O empresário Felipe Bandeira, 34, brasileiro que mora em Minnesota, nos Estados Unidos, diz que sabia das principais condições impostas pelo regime, mas, após as primeiras impressões em solo qatariano, considera que houve uma aparente flexibilização.

"Eu esperava que fosse pior. Estou achando até relaxado demais", diz Bandeira. "Eu acho que, depois, vai voltar ao normal aquela restrição toda", acrescenta.

Ao lado de amigos, o empresário visitava Souq Waqif, um mercado a céu aberto com cerca de cem anos que reúne restaurantes, casas de antiguidades e lojas de lembranças. O grupo chamava a atenção com as roupas verde-amarelas.
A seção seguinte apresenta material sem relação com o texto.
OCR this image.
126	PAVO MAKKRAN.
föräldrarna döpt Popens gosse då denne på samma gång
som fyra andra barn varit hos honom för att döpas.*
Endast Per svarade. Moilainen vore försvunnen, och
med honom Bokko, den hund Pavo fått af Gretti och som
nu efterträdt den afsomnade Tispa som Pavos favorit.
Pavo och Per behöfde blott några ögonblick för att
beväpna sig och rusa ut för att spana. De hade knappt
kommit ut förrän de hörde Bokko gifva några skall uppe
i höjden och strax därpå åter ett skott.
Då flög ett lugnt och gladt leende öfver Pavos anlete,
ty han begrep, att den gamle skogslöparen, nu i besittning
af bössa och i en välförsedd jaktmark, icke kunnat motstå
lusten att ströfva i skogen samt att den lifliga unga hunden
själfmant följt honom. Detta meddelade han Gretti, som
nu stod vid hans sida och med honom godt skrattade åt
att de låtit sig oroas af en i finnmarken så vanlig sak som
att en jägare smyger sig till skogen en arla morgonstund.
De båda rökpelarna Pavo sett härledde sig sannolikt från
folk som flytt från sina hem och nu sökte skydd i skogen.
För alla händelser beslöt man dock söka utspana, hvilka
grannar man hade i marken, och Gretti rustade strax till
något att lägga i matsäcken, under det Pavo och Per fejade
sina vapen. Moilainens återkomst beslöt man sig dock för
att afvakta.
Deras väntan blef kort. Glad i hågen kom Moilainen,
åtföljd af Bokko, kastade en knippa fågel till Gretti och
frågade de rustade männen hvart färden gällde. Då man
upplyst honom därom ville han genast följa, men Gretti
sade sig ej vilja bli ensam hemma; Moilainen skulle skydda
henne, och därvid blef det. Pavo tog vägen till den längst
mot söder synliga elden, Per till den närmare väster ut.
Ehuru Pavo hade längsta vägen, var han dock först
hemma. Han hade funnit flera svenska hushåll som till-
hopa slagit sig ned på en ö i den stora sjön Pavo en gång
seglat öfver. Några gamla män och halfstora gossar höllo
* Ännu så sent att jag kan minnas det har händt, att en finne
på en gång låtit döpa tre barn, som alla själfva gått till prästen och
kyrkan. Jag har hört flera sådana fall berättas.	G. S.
Para Reginaldo Nasser, professor de relações internacionais na PUC-SP e especialista em Oriente Médio, esse arrefecimento é calculado. O país, embora pequeno, é poderoso economicamente e tem um regime influente mundialmente.

Por ser uma característica do regime, que é autocrático, o professor afirma que as mudanças não devem perdurar.

Além de ser intolerante com a população LGBTQIA+ e restritiva com mulheres, o país é acusado de ter cometido violações de direitos humanos durante a construção das estruturas da Copa com trabalhadores migrantes.

É ilegal ser homossexual, sendo um crime passível de pena de morte. Mulheres vivem sob a guarda de homens de suas famílias e mesmo estrangeiras em trânsito podem ter problemas se não seguirem orientações locais.

Um relatório da organização Human Rights Watch, por exemplo, aponta que o regime deixa sob tutela dos homens importantes escolhas da vida de mulheres, impedindo que elas decidam sobre seus próprios casamentos, bolsas escolares fora do país, trabalhos no governo, tratamentos reprodutivos, entre outros aspectos.

A instituição também apontou que a força de segurança local arbitrariamente prendeu gays, lésbicas, bissexuais e transgêneros em setembro. A comunidade LGBTQIA+ internacional não está presente de forma expressiva no Mundial.

Para o engenheiro eletricista paraense Marcos Vinicius, 24, as leis locais não têm sido um obstáculo para aproveitar a Copa. Quando decidiu viajar para o evento, imaginava que teria mais dificuldades em relação ao regime.

"Tinha muito uma questão de vestimenta, mas está sendo tranquilo quanto a isso."